In recent months, I’ve seen numerous references and articles addressing the need for enough hours of quality sleep every night. Every article/reference included information that we lower the quality of our sleep when we have electronic devices in the bedroom.
*insert sly wink, hehehe chuckle, snorty giggle and merry-eyed look here*
I’ll see you your entendre and double it. I don’t mean those electronic devices, naughty-minded people. The articles are talking about cell phones, tablets, even, televisions. The gist of the info suggests that when these electronic gadgets are present and turned on (Okay, enough with the sexual innuendos! 🙂 ), they are distracting us from the full quality sleep that we need. Even if we aren’t actually using them, they affect us.
Hmmmph, I thought the first few times I saw this mentioned. Could this really be the case? I mean, it’s not like I wake up every time my phone chimes because of a new email received, or that I come awake to play my turn in Words with Friends. After all, even though my phone is plugged in and sitting on the bed-side table in close proximity to my brain, I have it switched to vibrate. Isn’t that enough, I wondered.

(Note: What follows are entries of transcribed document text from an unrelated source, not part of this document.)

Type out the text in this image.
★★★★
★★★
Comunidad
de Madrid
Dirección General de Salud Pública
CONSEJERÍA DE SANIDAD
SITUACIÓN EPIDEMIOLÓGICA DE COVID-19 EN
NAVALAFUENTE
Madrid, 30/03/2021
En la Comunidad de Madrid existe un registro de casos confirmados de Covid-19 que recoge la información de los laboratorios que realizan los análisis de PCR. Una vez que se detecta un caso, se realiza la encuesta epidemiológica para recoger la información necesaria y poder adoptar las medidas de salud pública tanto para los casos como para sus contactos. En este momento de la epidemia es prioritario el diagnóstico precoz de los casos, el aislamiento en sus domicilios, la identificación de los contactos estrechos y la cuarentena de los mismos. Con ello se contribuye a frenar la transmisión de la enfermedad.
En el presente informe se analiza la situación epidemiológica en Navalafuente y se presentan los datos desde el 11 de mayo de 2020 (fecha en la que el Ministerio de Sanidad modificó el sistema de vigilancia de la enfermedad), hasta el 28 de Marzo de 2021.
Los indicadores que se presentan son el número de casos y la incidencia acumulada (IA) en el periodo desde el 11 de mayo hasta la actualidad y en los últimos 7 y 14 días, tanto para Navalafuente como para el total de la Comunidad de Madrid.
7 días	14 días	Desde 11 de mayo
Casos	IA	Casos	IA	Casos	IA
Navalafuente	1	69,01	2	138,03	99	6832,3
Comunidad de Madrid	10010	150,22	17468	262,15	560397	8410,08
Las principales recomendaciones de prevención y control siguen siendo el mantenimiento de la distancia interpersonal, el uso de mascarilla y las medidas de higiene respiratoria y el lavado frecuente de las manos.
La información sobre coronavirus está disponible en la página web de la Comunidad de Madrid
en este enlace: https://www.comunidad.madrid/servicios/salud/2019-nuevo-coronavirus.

Apparently not, according to all of the stuff I read. From what I understand, if my phone is on, my subconscious is not completely resting. It’s still, on some level, listening and registering the buzz of the vibration or, if the phone is still set to full sound, the little chimes and beeps. Ordinarily, I would cite the articles, but I don’t have that info handy, so I’m proceeding with the less scientific, “Hey, I read about it in lots of stuff”. Finally, after about half a dozen different references came my way, I thought, “What if?”
What if there’s something to these claims? What if someone actually published a peer-reviewed study, obtained solid, verifiable data, and can fully support this theory? What if, instead of logging the full throttle Zzzzzzzzzzs, I’m short changing myself. Maybe I’m only getting Wwwwwwwwws, or, even worse, only Uuuuuuuuuus?
Above all, why am I depending on the iPhone for the time and the wake-up alarm when right there on the table next to the iPhone is a perfectly good, working clock radio?
So, last week, just for the sake of checking it out for myself, when I went to bed, I turned off my phone. Total black screen. Much to my surprise, when I woke up the next morning, I noticed a difference. I felt better-rested with that lovely, content, oh-I-really-slept-well feeling.
Afraid that it was a lucky coincidence or a fluke, I tried again the following night. Same great affects the next morning. I’ve now done this for at least a week of sleeps and my own personal little data set says the articles and references might be right. I’m enjoying a better, deeper, quality of sleep than I do when I sleep with the phone on next to my bed.
There are other studies that suggest good quality sleep is also important for successful weight loss. I’m still collecting personal data on that idea, but for now the phone remains off when the lights go off at Casa Stella!